Dr. Cameron told the patient he wouldn’t prescribe any more narcotics for him and urged him to attend a methadone clinic, then wrote another prescription for the patient before another abnormal urine test convinced him to dismiss the patient for good.

In two of the cases, Dr. Cameron wrote letters to patients saying he could no longer treat them because they had become his “personal friends.” Dr. Cameron continued to prescribe opioids to the patients anyway because no other doctor would, he later told Dr. Sloan.

“Everybody in town is running scared,” Dr. Cameron told The Globe after the hearing in March. "All the doctors know this is happening, and very few people want to take on additional narcotics patients for fear the same thing is going to happen to them.”

Dr. Cameron was referring to the medical regulator’s investigation of 84 doctors who were flagged by the Ontario Ministry of Health and Long-Term Care for prescribing more than the equivalent of 650 milligrams of morphine a day to eight or more patients and who had issued at least one, usually long-term, prescription exceeding 20,000 MME.

“We understand that there remains some anxiety amongst physicians as a result of the critical attention being paid to prescribing of opioids over the last few years,” Shae Greenfield, a spokesman for the CPSO, said by e-mail. “Our message to physicians is clear – we expect them to be aware of the guidelines, but they need to consider the unique situation of each patient they see and make decisions based on their clinical expertise.”

He added that it is “never appropriate” to abandon patients on long-term opioid therapy.

The CPSO’s investigations, which wrapped up in the spring, resulted in Dr. Cameron and one other physician being referred for formal discipline. A hearing for the second doctor has yet to take place.

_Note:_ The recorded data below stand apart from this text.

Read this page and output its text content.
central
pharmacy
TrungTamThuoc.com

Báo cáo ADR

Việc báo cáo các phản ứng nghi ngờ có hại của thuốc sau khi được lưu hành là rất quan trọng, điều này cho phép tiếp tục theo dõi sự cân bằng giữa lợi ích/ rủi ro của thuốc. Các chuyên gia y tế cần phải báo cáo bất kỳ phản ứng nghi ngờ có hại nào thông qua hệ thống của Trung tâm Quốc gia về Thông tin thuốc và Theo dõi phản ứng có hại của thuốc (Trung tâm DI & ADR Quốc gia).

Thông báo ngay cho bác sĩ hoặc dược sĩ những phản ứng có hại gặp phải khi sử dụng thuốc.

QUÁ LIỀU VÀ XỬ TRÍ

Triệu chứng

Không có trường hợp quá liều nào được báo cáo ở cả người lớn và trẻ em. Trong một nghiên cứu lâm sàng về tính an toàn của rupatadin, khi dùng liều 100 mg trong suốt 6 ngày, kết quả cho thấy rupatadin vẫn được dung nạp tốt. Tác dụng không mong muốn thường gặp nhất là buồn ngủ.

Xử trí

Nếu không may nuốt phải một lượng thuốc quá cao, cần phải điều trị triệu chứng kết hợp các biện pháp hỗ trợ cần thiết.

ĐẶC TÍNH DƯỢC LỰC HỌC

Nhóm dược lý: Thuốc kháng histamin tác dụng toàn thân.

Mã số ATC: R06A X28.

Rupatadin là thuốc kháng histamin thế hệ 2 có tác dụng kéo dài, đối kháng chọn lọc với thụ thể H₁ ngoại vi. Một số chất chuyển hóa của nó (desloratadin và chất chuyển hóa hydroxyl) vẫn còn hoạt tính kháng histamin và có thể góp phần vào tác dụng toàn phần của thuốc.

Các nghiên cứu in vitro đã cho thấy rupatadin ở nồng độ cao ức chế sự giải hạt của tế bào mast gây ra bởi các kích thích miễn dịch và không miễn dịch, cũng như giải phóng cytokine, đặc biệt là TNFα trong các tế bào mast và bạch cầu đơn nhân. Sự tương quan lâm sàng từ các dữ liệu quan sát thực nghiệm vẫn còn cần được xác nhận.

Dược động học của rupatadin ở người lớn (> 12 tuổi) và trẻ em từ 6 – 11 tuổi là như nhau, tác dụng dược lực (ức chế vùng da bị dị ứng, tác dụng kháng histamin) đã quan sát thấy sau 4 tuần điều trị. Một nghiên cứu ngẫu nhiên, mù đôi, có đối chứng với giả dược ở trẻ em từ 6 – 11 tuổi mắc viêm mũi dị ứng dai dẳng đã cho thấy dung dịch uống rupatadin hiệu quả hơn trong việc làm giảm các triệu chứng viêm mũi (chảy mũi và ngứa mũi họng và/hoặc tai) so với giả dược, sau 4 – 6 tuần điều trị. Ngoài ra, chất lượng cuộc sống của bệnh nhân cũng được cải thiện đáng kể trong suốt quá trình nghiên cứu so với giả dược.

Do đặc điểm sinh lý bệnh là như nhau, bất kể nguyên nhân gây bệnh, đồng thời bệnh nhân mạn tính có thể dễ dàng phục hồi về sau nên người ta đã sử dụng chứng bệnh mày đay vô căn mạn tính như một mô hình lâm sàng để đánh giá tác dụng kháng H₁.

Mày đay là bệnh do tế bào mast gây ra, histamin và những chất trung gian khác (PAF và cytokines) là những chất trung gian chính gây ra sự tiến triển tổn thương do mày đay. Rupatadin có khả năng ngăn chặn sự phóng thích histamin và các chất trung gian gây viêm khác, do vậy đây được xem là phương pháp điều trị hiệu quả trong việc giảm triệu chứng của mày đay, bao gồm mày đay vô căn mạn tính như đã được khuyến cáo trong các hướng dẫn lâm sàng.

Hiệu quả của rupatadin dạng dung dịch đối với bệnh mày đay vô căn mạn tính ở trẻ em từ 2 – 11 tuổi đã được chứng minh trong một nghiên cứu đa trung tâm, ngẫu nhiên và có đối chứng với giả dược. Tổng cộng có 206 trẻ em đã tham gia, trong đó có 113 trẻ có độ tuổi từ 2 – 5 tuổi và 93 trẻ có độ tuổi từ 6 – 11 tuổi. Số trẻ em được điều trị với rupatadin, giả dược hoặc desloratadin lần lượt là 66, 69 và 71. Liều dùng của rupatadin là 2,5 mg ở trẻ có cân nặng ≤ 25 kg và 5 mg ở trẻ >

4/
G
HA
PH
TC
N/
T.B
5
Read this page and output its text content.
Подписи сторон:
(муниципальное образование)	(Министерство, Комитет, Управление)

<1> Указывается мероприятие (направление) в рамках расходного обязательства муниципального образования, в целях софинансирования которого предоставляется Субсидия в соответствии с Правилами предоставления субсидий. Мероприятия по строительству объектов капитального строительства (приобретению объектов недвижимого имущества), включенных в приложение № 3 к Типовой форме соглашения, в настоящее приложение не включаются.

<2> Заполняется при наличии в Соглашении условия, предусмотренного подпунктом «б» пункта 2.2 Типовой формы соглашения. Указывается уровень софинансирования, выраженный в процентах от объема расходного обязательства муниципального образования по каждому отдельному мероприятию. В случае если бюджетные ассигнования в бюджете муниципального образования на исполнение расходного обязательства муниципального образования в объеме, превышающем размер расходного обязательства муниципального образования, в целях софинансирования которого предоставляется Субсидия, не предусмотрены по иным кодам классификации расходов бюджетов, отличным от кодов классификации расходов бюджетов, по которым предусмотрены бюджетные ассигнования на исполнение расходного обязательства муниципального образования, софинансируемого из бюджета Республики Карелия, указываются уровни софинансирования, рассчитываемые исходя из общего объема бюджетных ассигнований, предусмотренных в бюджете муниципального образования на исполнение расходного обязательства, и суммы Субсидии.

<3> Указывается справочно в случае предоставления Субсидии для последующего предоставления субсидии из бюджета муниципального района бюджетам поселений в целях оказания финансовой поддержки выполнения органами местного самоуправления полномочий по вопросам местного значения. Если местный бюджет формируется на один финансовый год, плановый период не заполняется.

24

The medical regulator took a “remedial” approach in the vast majority of the cases, fearing a tougher crackdown could lead doctors to abandon opioid users at a time when the black-market alternatives could be contaminated with fentanyl.

The arrival in Ontario of illicit fentanyl – a synthetic opioid that can be 100 times stronger than morphine – is the driving force behind the recent spike in opioid-related deaths.

Last year, Public Health Ontario found there were 1,261 confirmed and probable opioid-related deaths across the province, up from 867 in 2016 and 728 in 2015.

Nationally, Health Canada said there were nearly 4,000 apparent opioid-related deaths across Canada last year, up 34 per cent from the year before.